Walmart may be the next giant to enter the video streaming wars, according to a report from The Information. The retailer is reportedly considering launching its own video streaming service to battle Netflix and Amazon Prime Video. But Walmart wants to undercut its competition by pricing its service at $8 per month—or lower.
According to the report, the $8-per-month price comes from the idea that Netflix and Amazon are more popular with customers on the East and West Coasts. Customers living in the middle of America may gravitate toward a lower-cost option.
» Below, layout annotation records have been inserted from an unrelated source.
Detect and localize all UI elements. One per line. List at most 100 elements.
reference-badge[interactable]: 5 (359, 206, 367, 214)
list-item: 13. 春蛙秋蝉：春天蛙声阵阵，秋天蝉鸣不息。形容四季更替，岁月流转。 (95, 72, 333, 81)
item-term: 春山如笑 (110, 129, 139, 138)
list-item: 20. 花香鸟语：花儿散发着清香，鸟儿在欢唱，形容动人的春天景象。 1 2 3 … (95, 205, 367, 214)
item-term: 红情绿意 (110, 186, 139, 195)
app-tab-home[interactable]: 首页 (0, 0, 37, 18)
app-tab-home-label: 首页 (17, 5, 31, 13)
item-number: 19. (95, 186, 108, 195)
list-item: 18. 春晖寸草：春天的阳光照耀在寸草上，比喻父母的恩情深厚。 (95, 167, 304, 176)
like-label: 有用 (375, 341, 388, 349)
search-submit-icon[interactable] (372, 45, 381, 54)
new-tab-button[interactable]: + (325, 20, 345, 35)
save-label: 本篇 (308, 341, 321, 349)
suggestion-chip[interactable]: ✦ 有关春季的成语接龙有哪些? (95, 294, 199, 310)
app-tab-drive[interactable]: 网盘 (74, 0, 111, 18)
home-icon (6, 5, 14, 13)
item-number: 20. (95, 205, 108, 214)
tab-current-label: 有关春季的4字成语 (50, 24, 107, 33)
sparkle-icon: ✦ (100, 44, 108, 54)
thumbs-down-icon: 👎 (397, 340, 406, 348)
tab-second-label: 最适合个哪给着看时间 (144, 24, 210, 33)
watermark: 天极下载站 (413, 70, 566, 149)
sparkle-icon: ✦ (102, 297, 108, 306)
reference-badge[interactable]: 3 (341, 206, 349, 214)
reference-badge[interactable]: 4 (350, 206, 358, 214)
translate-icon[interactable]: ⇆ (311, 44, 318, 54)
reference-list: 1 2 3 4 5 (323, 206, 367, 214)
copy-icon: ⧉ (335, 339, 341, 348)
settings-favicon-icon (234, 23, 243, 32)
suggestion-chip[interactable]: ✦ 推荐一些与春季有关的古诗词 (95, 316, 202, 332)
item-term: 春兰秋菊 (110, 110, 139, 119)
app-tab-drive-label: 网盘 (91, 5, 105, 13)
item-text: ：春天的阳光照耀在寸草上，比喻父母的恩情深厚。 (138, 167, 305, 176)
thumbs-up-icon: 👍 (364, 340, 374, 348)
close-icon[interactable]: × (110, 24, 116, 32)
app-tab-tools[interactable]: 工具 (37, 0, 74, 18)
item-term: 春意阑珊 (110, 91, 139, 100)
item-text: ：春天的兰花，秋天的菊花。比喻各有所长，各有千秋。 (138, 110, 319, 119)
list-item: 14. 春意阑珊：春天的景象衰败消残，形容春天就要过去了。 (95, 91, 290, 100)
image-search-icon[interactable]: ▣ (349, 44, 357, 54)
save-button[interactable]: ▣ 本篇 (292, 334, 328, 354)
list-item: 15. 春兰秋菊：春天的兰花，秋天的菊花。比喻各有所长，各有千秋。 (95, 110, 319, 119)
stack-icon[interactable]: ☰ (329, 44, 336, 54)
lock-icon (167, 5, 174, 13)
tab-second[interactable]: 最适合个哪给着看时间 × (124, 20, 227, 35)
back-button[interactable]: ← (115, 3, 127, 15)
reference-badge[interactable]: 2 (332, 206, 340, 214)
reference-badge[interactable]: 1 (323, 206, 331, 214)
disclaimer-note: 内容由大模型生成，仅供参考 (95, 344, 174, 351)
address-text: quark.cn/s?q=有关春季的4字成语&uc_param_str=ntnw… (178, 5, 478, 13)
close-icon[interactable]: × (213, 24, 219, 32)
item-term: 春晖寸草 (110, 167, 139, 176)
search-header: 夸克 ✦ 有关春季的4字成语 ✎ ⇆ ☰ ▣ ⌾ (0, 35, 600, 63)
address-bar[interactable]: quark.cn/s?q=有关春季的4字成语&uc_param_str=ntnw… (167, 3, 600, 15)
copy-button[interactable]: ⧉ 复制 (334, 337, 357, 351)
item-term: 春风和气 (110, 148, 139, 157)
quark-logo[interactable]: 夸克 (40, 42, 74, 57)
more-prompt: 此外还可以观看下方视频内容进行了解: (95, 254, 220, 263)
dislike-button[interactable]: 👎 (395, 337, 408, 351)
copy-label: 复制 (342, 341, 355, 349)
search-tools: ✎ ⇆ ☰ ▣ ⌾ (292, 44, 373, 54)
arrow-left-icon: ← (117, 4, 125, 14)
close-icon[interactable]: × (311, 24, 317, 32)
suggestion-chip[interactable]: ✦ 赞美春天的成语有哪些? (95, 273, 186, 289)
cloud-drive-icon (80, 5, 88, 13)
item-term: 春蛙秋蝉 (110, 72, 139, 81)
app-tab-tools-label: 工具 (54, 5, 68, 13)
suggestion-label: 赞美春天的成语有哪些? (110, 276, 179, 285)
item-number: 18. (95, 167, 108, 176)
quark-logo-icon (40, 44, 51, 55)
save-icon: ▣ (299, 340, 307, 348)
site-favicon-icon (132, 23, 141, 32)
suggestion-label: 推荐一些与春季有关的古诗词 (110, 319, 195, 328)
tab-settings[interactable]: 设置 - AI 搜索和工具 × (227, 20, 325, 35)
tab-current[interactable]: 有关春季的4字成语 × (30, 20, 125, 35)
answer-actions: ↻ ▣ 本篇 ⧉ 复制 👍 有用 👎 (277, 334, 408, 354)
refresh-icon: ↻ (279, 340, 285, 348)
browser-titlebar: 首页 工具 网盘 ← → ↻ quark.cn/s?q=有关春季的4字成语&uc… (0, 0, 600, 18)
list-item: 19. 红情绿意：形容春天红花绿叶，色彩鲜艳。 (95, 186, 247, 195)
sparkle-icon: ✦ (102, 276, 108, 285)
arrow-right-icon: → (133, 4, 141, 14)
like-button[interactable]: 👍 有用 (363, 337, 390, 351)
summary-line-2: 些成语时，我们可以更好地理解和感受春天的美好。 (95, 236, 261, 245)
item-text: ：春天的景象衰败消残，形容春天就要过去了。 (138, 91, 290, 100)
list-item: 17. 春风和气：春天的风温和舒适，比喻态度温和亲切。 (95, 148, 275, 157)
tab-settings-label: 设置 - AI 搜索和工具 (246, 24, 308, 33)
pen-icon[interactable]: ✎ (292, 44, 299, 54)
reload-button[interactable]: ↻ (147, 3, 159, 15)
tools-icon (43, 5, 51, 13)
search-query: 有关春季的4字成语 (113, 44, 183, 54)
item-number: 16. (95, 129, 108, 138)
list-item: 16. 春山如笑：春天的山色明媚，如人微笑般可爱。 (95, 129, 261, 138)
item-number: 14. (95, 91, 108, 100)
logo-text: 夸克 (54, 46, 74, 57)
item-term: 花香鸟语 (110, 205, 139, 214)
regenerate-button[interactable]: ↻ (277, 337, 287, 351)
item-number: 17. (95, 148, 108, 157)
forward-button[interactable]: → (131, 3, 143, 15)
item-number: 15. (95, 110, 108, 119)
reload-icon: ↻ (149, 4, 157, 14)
Currently, Netflix prices its service between $8 and $14 per month while Amazon Prime Video is roughly $8 per month.
Both services have seen price increases recently as well—Netflix raised the price of its top-tier 4K streaming plan by $2 and its mid-tier plan by $1 at the end of last year, while an Amazon Prime annual subscription jumped to $119 in May (Prime Video is included in a Prime membership).
The plan is still in the early stages, and Walmart may decide to scrap the idea entirely. But launching its own streaming service would place Walmart in direct competition with Netflix and heat up its battle with Amazon. Walmart may also consider a no-cost ad-supported service, which sounds much like what Roku has with the ad-supported channels it features across its streaming devices.
Walmart isn’t totally new to video streaming—it already owns Vudu, a service for buying and renting movies. Vudu launched its own ad-supported streaming service, Movies on Us, a few years ago as well. But neither Movies on Us nor Vudu are anyway near as popular as Netflix or Amazon Prime Video, and Walmart likely wants to grab some of the eyeballs that Netflix and Amazon pull in every day.
It’s unclear what content would populate Walmart’s streaming service. Both Netflix and Amazon feature licensed content on their services, but all companies involved in the streaming wars are throwing piles of cash at original programming. Netflix, Amazon, Hulu, and Apple all plan to spend billions in the coming years to produce original shows and movies, hoping new content will garner success similar to that of Netflix’s Stranger Things, Amazon’s The Marvelous Mrs. Maisel, and others.
The news of Walmart’s streaming ambitions comes as Netflix subscriber growth is appearing to slow. Although Netflix has 130 million subscribers globally, it missed its subscriber growth targets for the April-June timeframe by about one million.
Walmart’s battle with Amazon for retail dominance continues to rage as well: Walmart recently signed a five-year agreement with Microsoft to use its cloud services across the company. Microsoft’s cloud service is the biggest competitor to Amazon’s AWS, and there are rumors that Microsoft could help Walmart even further. The retailer may test and implement cashierless technology created by Microsoft in its stores, which would eliminate the need for check-out lines. Amazon Go stores already use a similar technology, and Amazon plans to open more locations soon.